Melvin HAIFETZ, and Harvey Walters, a minor by his mother, and natural guardian Rose Walters
Frank RIZZO and City of Philadelphia

The opinion of the court was delivered by: CLARY

The plaintiffs in this action instituted suit against the City of Philadelphia and Captain Frank Rizzo, commander of the 19th Police District (Central City) of Philadelphia, under the provisions of the Civil Rights Act, 42 U.S.C.A. § 1983 (1957), jurisdiction being predicated upon Title 28 U.S.C.A. § 1343(3) (Supp. 1958).

Briefly, plaintiff Haifetz contends that the police, acting under the authority and direction of defendant Rizzo, conducted several mass raids on plaintiff's place of business, a Coffee Shop located in the police district commanded by Rizzo, which resulted in the arrest of some patrons without probable cause. Plaintiff contends that such arrests violate the Fourteenth Amendment, see Irvine v. California, 1954, 347 U.S. 128, 74 S. Ct. 381, 98 L. Ed. 561; Stefanelli v. Minard, 1951, 342 U.S. 117, 72 S. Ct. 118, 96 L. Ed. 138; Wolf v. Colorado, 1949, 338 U.S. 25, 69 S. Ct. 1359, 93 L. Ed. 1782; Hanna v. United States, D.C.Cir.1958, 260 F.2d 723, and that defendant Rizzo has on several occasions threatened to persist in such raids until such time as Haifetz is forced out of business. Plaintiff Walters alleges that he was one of the patrons arrested without probable cause.

 Accordingly, plaintiffs seek damages, and both preliminary and permanent injunctive relief. The injunctive relief sought by Haifetz would restrain defendant Rizzo from conducting or authorizing such mass raids accompanied by arrests without probable cause; that sought by Walters would enjoin Rizzo from again subjecting Walters to an unconstitutional arrest. Only the requests for preliminary injunctions are before the Court at this time.

 A hearing, lasting 2 1/2 days, was held at which evidence was introduced by both sides; and thereafter, briefs were submitted and argument had thereon.

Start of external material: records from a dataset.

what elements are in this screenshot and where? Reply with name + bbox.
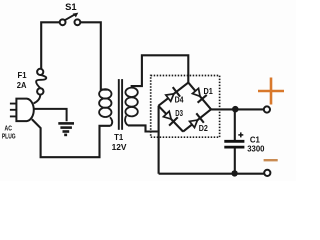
AC plug	[10, 99, 34, 122]
plus symbol (orange)	[258, 78, 284, 105]
svg-text:PLUG: PLUG	[2, 132, 16, 141]
svg-text:D2: D2	[199, 123, 208, 133]
svg-text:F1: F1	[18, 70, 27, 80]
secondary coil	[125, 88, 137, 117]
terminal minus	[264, 170, 270, 176]
wire primary bottom curl	[110, 117, 112, 126]
diode D1	[191, 87, 207, 103]
bridge dashed box	[151, 76, 220, 138]
wire bridge left vertex down to bottom rail	[158, 106, 160, 174]
svg-text:12V: 12V	[112, 142, 127, 152]
wire capacitor top lead	[234, 109, 236, 140]
capacitor C1	[224, 141, 244, 147]
bridge diamond	[158, 83, 211, 132]
switch S1	[60, 13, 81, 26]
wire plug bottom rail to primary bottom	[32, 119, 111, 157]
core	[119, 79, 122, 130]
svg-text:D1: D1	[204, 86, 214, 96]
wire bottom rail to minus terminal	[159, 173, 264, 175]
diode D3	[162, 110, 178, 126]
minus symbol (orange)	[264, 159, 278, 161]
wire left rail to switch	[41, 22, 60, 68]
wire capacitor bottom lead	[234, 148, 236, 174]
wire fuse link to plug	[34, 95, 41, 104]
capacitor polarity plus	[238, 132, 243, 137]
node junction top	[232, 106, 239, 113]
svg-text:2A: 2A	[17, 80, 27, 90]
diode D2	[188, 113, 204, 129]
wire switch to transformer primary top	[80, 22, 107, 89]
svg-text:D4: D4	[175, 94, 184, 104]
wire secondary bottom to junction	[128, 125, 158, 131]
svg-text:T1: T1	[114, 132, 123, 142]
wire bridge right vertex to plus terminal	[211, 108, 264, 110]
node junction bottom	[231, 170, 237, 176]
primary coil	[99, 89, 111, 117]
svg-text:D3: D3	[175, 108, 183, 118]
wire secondary top to bridge top	[131, 55, 189, 86]
fuse F1	[36, 69, 46, 95]
wire plug to ground	[34, 109, 66, 121]
ground	[58, 123, 74, 134]
wire secondary bottom curl	[125, 116, 128, 126]
diode D4	[165, 87, 180, 103]
svg-text:S1: S1	[65, 2, 77, 12]
svg-text:3300: 3300	[247, 143, 265, 153]
terminal plus	[264, 106, 270, 112]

 However, since the hearing it has become a matter of common knowledge in the City of Philadelphia that defendant Rizzo has been promoted and transferred to another police district. He is no longer in command of the district wherein plaintiff Haifetz's Coffee Shop is situated. At oral argument the City Solicitor advanced this point in support of his suggestion that the case, insofar as the plea for preliminary injunctive relief is concerned, has become moot. The Court feels that the fact of the transfer is of such common knowledge as to acquire the 'requisite notoriety' that enables the Court to take judicial notice of it. Cf. Picking v. Pennsylvania R.R. Co., 3 Cir., 1945, 151 F.2d 240, 246. Under the circumstances, while that portion of the case dealing with the application for a preliminary injunction has, perhaps, not necessarily become moot, the danger of the defendant Rizzo ordering or directing the action complained of, in a district he no longer commands and with which he has no direct connection, has become so minimal as not to constitute such an imminent threat as would warrant invoking the drastic remedy which plaintiffs seek. The Court, therefore, will deny the applications, reserving until the final hearing on the merits the serious and substantial questions raised by the action.